I know many of you will want to smack me for posting this but for those of us that are in the middle of buying and selling houses, it is our only hope. We are so grateful that this passed the house of representatives.

“This isn’t 9/11. We know how we got into this mess. What we need now is leadership that gets us out. I’ll provide it. John McCain won’t. And that’s the choice for Americans in this election.”
Barack Obama

The Story Behind the Story on the Economic Bailout

HAI has learned House Democrats, citing assurances from Senator Barack Obama (D-Illinois) switched votes in large blocs today, Friday October 3, allowing passage of the financial rescue package. Several freshman Democrats and members of the Congressional Black Caucus who helped defeat the initial version of the measure earlier in the week said Senator Obama won their support by pledging to push an economic stimulus package, change bankruptcy law to allow foreclosure relief, and strengthen the regulatory framework for Wall Street if he is elected president next month. In total, 32 Democrats and 26 Republicans switched votes. Within the Congressional Black Caucus, 31 members voted yes while eight voted no.

It is being reported on Capitol Hill that several freshmen Democrats said they trusted Obama more than President Bush to implement the bill.
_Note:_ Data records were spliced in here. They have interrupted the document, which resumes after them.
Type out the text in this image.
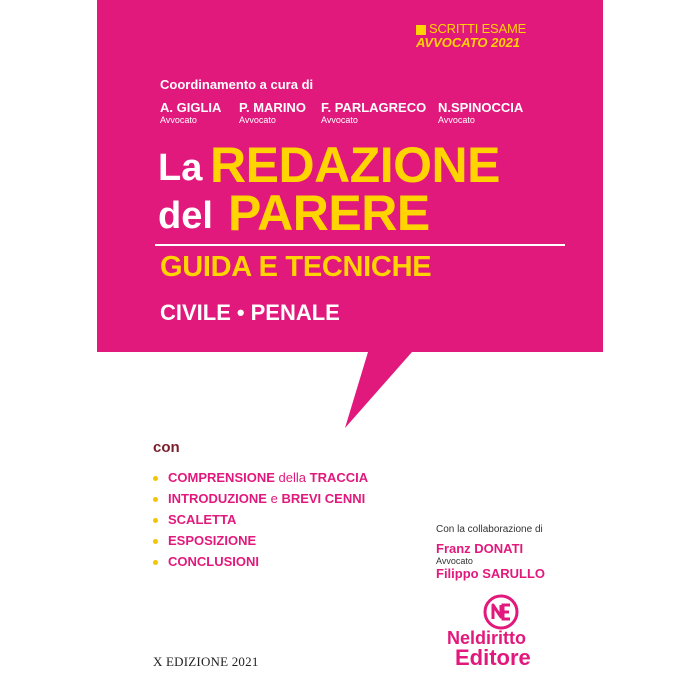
SCRITTI ESAME
AVVOCATO 2021
Coordinamento a cura di
A. GIGLIA
Avvocato
P. MARINO
Avvocato
F. PARLAGRECO
Avvocato
N.SPINOCCIA
Avvocato
La REDAZIONE
del PARERE
GUIDA E TECNICHE
CIVILE • PENALE
con
COMPRENSIONE della TRACCIA
INTRODUZIONE e BREVI CENNI
SCALETTA
ESPOSIZIONE
CONCLUSIONI
Con la collaborazione di
Franz DONATI
Avvocato
Filippo SARULLO
Neldiritto
Editore
X EDIZIONE 2021
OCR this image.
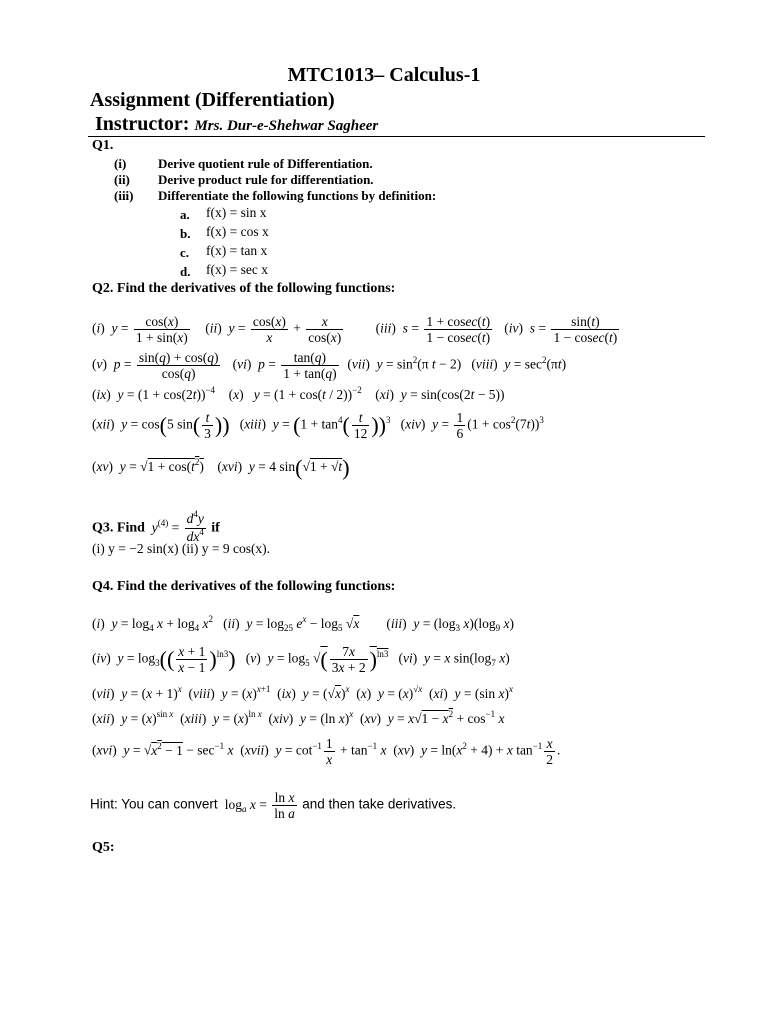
MTC1013– Calculus-1
Assignment (Differentiation)
Instructor: Mrs. Dur-e-Shehwar Sagheer
Q1.
(i) Derive quotient rule of Differentiation.
(ii) Derive product rule for differentiation.
(iii) Differentiate the following functions by definition:
a. f(x) = sin x
b. f(x) = cos x
c. f(x) = tan x
d. f(x) = sec x
Q2. Find the derivatives of the following functions:
(i)  $y = \frac{\cos(x)}{1 + \sin(x)} (ii) y = \frac{\cos(x)}{x} + \frac{x}{\cos(x)} (iii) s = \frac{1 + cosec(t)}{1 - cosec(t)} (iv) s = \frac{\sin(t)}{1 - cosec(t)}$
(v)  $p = \frac{\sin(q) + \cos(q)}{\cos(q)} (vi) p = \frac{\tan(q)}{1 + \tan(q)} (vii) y = \sin^2(\pi$ t − 2)   (viii)  $y = \sec^2(\pi t)$
(ix)  $y = (1 + \cos(2t))^{-4}$    (x)   $y = (1 + \cos(t / 2))^{-2}$    (xi)  y = sin(cos(2t − 5))
(xii)  y = cos(5 $\sin( \frac{t}{3}$ ))   (xiii)  $y = (1 + \tan^4( \frac{t}{12} ))^3$   (xiv)  $y = \frac{1}{6} (1 + \cos^2(7t))^3$
(xv)  $y = √1 + \cos(t^2)$    (xvi)  y = 4 sin(√1 + √t)
Q3. Find $y^{(4)} = \frac{d^4y}{dx^4}$ if
(i) y = −2 sin(x) (ii) y = 9 cos(x).
Q4. Find the derivatives of the following functions:
(i)  $y = \log_4 x + \log_4 x^2$   (ii)  $y = \log_{25} e^x - \log_5 √x$        (iii)  $y = (\log_3$ $x)(\log_9$ x)
(iv)  $y = \log_3(( \frac{x + 1}{x - 1} )^{ln3})$   (v)  $y = \log_5$ √( $\frac{7x}{3x + 2} )^{ln3}$   (vi)  y = x $\sin(\log_7$ x)
(vii)  $y = (x + 1)^x$  (viii)  $y = (x)^{x+1}$  (ix)  $y = (√x)^x$  (x)  $y = (x)^{√x}$  (xi)  y = (sin x)$^x$
(xii)  $y = (x)^{sin x}$  (xiii)  $y = (x)^{ln x}$  (xiv)  y = (ln x)$^x$  (xv)  $y = x√1 - x^2 + \cos^{-1} x$
(xvi)  $y = √x^2 - 1 - \sec^{-1} x$  (xvii)  $y = \cot^{-1} \frac{1}{x} + \tan^{-1} x$  (xv)  $y = \ln(x^2 + 4) + x$ $\tan^{-1} \frac{x}{2}$ .
Hint: You can convert  $\log_a x = \frac{\text{ln x}}{\text{ln a}}$ and then take derivatives.
Q5:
Some Democrats also said the FDIC increase, extensions of tax breaks, and other changes to the bill helped swing their votes, in particular tax breaks for Iowa residents who faced flood-related property damage and the newly cited California dire budgetary announcement Thursday.

On the GOP side, Republicans who switched cited the increase in the FDIC's deposit insurance cap, extensions of tax breaks and furious lobbying by small business groups. The FDIC increase and the Security and Exchange Commission's decision to loosen so-called mark-to-market accounting regulations were big inducements for Republican members to support the bill. Changes in the calls inundating lawmaker's offices in the past few days went from overwhelmingly negative last week to favorable in recent days. Much of the shift was likely driven by business groups like the U.S. Chamber of Commerce, which mobilized its members to call their representatives.